Tifones, sequías y tormentas: cuando el clima altera la logística global

Erika Sáenz, commercial manager de International Line

El paso del tifón Bavi por Asia vuelve a poner en evidencia una realidad que está transformando la logística internacional: las condiciones meteorológicas dejaron de ser una variable secundaria y hoy influyen directamente en la continuidad de las cadenas de suministro. Porque la trayectoria de Bavi activó medidas preventivas en Taiwán y en la costa oriental de China, una de las zonas logísticas más relevantes del mundo. Está claro: las alertas meteorológicas y eventuales restricciones operativas afectan terminales, depósitos, transporte terrestre, disponibilidad de equipos e itinerarios marítimos en puertos estratégicos como Fuzhou, Ningbo y Shanghái.

Más allá de este caso puntual, el escenario responde a una tendencia mayor: los últimos once años han sido los más cálidos desde que existen registros, mientras tormentas, inundaciones, sequías, olas de calor e incendios están aumentando la presión sobre infraestructuras y cadenas de suministro interconectadas.

Por años, la industria trabajó con temporadas relativamente identificables: tifones en Asia, huracanes en América, tormentas de nieve en el hemisferio norte o períodos de lluvias intensas en determinadas zonas del planeta. Ese conocimiento continúa siendo relevante, pero ya no resulta suficiente. La intensidad, frecuencia y combinación de los fenómenos meteorológicos obliga a monitorear las condiciones de manera permanente y a revisar continuamente las programaciones logísticas.

El impacto tampoco se limita al puerto donde ocurre un determinado evento. La suspensión temporal de un terminal modifica la rotación completa de una nave, genera omisiones de escala, retrasa conexiones, afecta la disponibilidad de contenedores y produce congestión una vez que las operaciones son reanudadas. En una cadena global interconectada cualquier contingencia localizada genera consecuencias en distintos mercados e, incluso, varias semanas después.

Impactos al comercio

La sequía que afectó al Canal de Panamá obligó a restringir el tránsito y a ajustar la operación de una de las principales rutas marítimas del mundo. De hecho, la propia autoridad del Canal implementó medidas extraordinarias para administrar la capacidad disponible y reducir la congestión provocada por la falta de agua.

El caso de los puertos es particularmente sensible, debido a su ubicación costera y a su función como puntos de conexión entre el transporte marítimo, terrestre y ferroviario. Más del 80% del comercio mundial de mercancías se moviliza por vía marítima, por lo que fortalecer la resiliencia de estas infraestructuras es fundamental para la continuidad del comercio global.
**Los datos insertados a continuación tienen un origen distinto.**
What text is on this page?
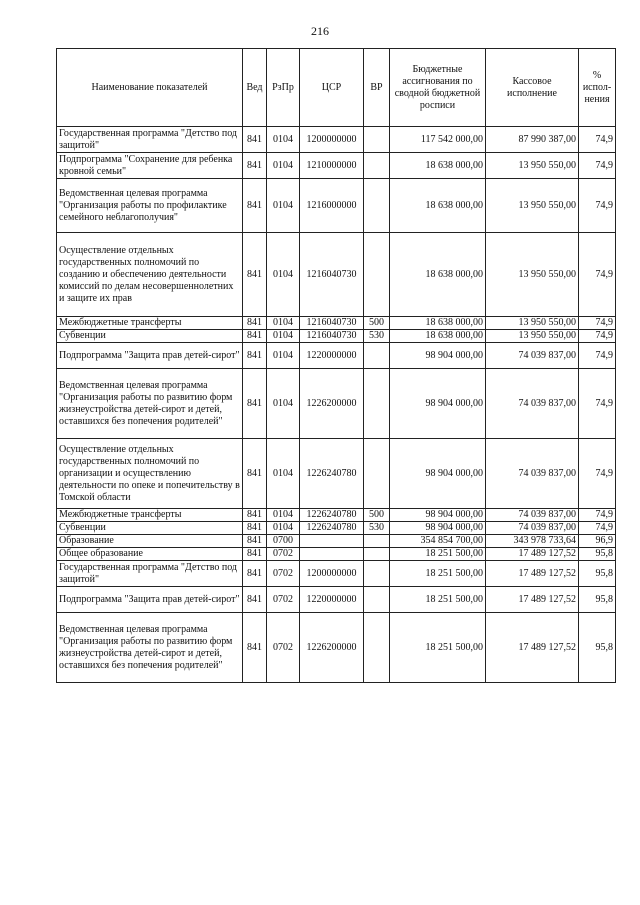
216
Наименование показателей	Вед	РзПр	ЦСР	ВР	Бюджетные ассигнования по сводной бюджетной росписи	Кассовое исполнение	% испол-нения
Государственная программа "Детство под защитой"	841	0104	1200000000		117 542 000,00	87 990 387,00	74,9
Подпрограмма "Сохранение для ребенка кровной семьи"	841	0104	1210000000		18 638 000,00	13 950 550,00	74,9
Ведомственная целевая программа "Организация работы по профилактике семейного неблагополучия"	841	0104	1216000000		18 638 000,00	13 950 550,00	74,9
Осуществление отдельных государственных полномочий по созданию и обеспечению деятельности комиссий по делам несовершеннолетних и защите их прав	841	0104	1216040730		18 638 000,00	13 950 550,00	74,9
Межбюджетные трансферты	841	0104	1216040730	500	18 638 000,00	13 950 550,00	74,9
Субвенции	841	0104	1216040730	530	18 638 000,00	13 950 550,00	74,9
Подпрограмма "Защита прав детей-сирот"	841	0104	1220000000		98 904 000,00	74 039 837,00	74,9
Ведомственная целевая программа "Организация работы по развитию форм жизнеустройства детей-сирот и детей, оставшихся без попечения родителей"	841	0104	1226200000		98 904 000,00	74 039 837,00	74,9
Осуществление отдельных государственных полномочий по организации и осуществлению деятельности по опеке и попечительству в Томской области	841	0104	1226240780		98 904 000,00	74 039 837,00	74,9
Межбюджетные трансферты	841	0104	1226240780	500	98 904 000,00	74 039 837,00	74,9
Субвенции	841	0104	1226240780	530	98 904 000,00	74 039 837,00	74,9
Образование	841	0700			354 854 700,00	343 978 733,64	96,9
Общее образование	841	0702			18 251 500,00	17 489 127,52	95,8
Государственная программа "Детство под защитой"	841	0702	1200000000		18 251 500,00	17 489 127,52	95,8
Подпрограмма "Защита прав детей-сирот"	841	0702	1220000000		18 251 500,00	17 489 127,52	95,8
Ведомственная целевая программа "Организация работы по развитию форм жизнеустройства детей-сирот и детей, оставшихся без попечения родителей"	841	0702	1226200000		18 251 500,00	17 489 127,52	95,8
En este contexto, es importante comprender que los tiempos de tránsito informados al momento de una reserva corresponden a una estimación construida sobre el itinerario disponible en ese instante. Por ello, una naviera proyecta una determinada fecha de zarpe o llegada, pero esa programación puede verse alterada por condiciones meteorológicas, cierres preventivos, congestión portuaria, restricciones de las autoridades, cambios de ruta, omisiones de escala o eventos geopolíticos. Esto no significa que la planificación haya perdido valor. Por el contrario, significa que debe ser más rigurosa, anticipada y flexible.

Una planificación logística responsable debe considerar márgenes razonables, especialmente cuando se trabaja con mercadería estacional, materias primas críticas, compromisos de entrega exigentes o cadenas productivas con escaso inventario de respaldo.

Para importadores y exportadores, enfrentar este nuevo escenario requiere incorporar el riesgo climático dentro de sus decisiones logísticas. Por tanto, programar los embarques con mayor anticipación, evitar fechas excesivamente ajustadas, compartir forecasts oportunamente, mantener inventarios de seguridad cuando corresponda y evaluar rutas o servicios alternativos disminuye la exposición frente a posibles interrupciones.

Es fundamental priorizar la comunicación. Cuando se produce una contingencia, recibir información clara y a tiempo permite tomar decisiones antes de que un retraso se convierta en un problema mayor. La logística moderna ya no consiste únicamente en encontrar una tarifa y coordinar un embarque. Exige interpretar el contexto, monitorear riesgos, anticipar escenarios y reaccionar con rapidez cuando las condiciones cambian.